The first is a portrait of his wife, Leah Ejangiaq Kines. “She’d gotten a new parka and I just did a quick session in our living room,” says Clare.
This photo was chosen to mark Nunavut’s 1999 creation, as part of the Canada 150 collection, which consists of stamps commemorating ten significant events in the country’s history over the last 50 years. When Canada Post sought photos for its latest, From Far and Wide, it again called out to Clare.
“It’s doubly cool for me, especially the Canada 150 one, because it’s Leah and it’s Nunavut, my home,” says Clare. “But my family’s got a long history at the post office.” His grandfather returned from the First World War and became the postmaster in Roblin, Manitoba. It’s a position Clare’s father and brother would later occupy. “Three more years and we’ll have 100 years at the post office,” says Clare.

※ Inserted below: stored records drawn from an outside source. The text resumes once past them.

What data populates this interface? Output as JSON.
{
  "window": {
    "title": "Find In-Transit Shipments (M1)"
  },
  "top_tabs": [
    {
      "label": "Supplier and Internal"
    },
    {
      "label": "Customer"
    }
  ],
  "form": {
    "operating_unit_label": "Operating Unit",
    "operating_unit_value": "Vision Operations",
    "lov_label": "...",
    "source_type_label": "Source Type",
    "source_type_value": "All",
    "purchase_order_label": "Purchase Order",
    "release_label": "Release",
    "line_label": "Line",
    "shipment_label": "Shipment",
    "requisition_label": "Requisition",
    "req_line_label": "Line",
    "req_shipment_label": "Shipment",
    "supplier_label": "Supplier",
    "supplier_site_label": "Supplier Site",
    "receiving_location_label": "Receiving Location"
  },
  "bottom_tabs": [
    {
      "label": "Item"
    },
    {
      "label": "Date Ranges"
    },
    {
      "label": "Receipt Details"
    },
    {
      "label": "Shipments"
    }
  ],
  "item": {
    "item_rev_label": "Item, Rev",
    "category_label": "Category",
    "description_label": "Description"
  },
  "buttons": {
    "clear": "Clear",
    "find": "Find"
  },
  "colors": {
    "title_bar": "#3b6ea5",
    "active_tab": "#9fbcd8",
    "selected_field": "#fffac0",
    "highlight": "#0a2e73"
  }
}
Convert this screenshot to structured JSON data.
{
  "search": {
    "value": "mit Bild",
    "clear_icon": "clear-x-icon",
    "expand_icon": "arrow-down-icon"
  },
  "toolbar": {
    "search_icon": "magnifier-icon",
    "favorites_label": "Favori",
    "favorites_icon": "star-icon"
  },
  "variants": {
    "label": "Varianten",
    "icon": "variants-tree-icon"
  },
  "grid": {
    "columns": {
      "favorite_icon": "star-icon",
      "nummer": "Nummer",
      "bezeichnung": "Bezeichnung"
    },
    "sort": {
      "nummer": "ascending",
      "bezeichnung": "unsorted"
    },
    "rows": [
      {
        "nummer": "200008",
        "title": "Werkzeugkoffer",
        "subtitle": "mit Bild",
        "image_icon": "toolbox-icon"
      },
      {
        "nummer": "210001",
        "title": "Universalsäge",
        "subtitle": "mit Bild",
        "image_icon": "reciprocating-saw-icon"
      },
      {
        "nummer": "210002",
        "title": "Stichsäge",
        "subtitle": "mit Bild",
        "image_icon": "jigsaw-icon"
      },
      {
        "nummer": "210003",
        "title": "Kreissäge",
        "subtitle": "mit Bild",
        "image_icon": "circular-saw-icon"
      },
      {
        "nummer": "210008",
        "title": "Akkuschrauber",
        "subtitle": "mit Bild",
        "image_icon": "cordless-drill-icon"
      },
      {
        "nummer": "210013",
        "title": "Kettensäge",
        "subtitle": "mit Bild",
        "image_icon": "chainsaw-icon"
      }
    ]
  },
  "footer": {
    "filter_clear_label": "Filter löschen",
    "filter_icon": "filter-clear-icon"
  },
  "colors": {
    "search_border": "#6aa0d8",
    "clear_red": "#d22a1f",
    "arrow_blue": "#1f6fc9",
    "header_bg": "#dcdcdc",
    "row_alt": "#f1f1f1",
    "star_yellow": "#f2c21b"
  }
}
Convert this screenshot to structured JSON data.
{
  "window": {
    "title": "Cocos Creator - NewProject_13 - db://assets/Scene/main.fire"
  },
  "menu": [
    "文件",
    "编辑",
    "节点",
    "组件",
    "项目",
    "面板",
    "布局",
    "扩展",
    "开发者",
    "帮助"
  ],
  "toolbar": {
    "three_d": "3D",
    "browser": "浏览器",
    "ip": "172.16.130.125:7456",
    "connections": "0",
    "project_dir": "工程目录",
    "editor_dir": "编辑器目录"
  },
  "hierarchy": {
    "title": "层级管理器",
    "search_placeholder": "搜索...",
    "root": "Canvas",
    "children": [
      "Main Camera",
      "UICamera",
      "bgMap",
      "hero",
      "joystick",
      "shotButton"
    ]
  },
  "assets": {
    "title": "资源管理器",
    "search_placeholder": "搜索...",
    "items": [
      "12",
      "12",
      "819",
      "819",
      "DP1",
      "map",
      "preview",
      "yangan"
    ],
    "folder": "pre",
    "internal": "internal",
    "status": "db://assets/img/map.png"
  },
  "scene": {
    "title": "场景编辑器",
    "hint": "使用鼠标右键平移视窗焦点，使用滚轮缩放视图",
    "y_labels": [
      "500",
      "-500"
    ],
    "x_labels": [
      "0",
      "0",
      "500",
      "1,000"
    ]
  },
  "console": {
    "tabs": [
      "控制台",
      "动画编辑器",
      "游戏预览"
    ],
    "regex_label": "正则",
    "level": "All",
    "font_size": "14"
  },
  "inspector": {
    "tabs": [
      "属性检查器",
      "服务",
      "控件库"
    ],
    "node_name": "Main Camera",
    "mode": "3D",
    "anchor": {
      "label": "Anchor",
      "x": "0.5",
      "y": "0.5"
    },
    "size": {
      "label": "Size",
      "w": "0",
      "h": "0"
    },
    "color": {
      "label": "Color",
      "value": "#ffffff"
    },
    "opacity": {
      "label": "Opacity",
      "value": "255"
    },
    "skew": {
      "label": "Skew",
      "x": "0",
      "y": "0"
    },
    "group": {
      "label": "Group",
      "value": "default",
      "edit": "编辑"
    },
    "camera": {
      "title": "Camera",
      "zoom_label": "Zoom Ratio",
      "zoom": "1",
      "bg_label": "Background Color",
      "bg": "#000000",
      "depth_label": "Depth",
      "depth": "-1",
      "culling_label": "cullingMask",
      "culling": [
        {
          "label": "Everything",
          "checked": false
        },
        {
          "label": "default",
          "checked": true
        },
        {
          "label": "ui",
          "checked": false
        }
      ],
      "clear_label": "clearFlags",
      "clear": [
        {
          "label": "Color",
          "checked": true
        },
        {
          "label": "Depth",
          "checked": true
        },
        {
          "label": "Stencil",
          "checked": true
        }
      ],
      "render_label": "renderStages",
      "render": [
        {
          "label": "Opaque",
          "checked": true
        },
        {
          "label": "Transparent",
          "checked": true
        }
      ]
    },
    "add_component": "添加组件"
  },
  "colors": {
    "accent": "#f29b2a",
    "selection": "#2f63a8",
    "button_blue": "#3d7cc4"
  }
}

The selections have come with some celebrity, including a ceremony at the Nunavut legislature. The stamps were also temporarily displayed on two aircraft. (That’s nothing new, though: a photograph of an Arctic hare that Clare took used to grace an ATR tail fin.) Clare has also been asked to autograph his stamps and stamp booklets once or twice. He’s hesitant. “It’ll just devalue them,” he tells the seekers.
But the neatest and most surreal experience of all occurred around Christmas.
Packages began arriving with Leah’s face on them.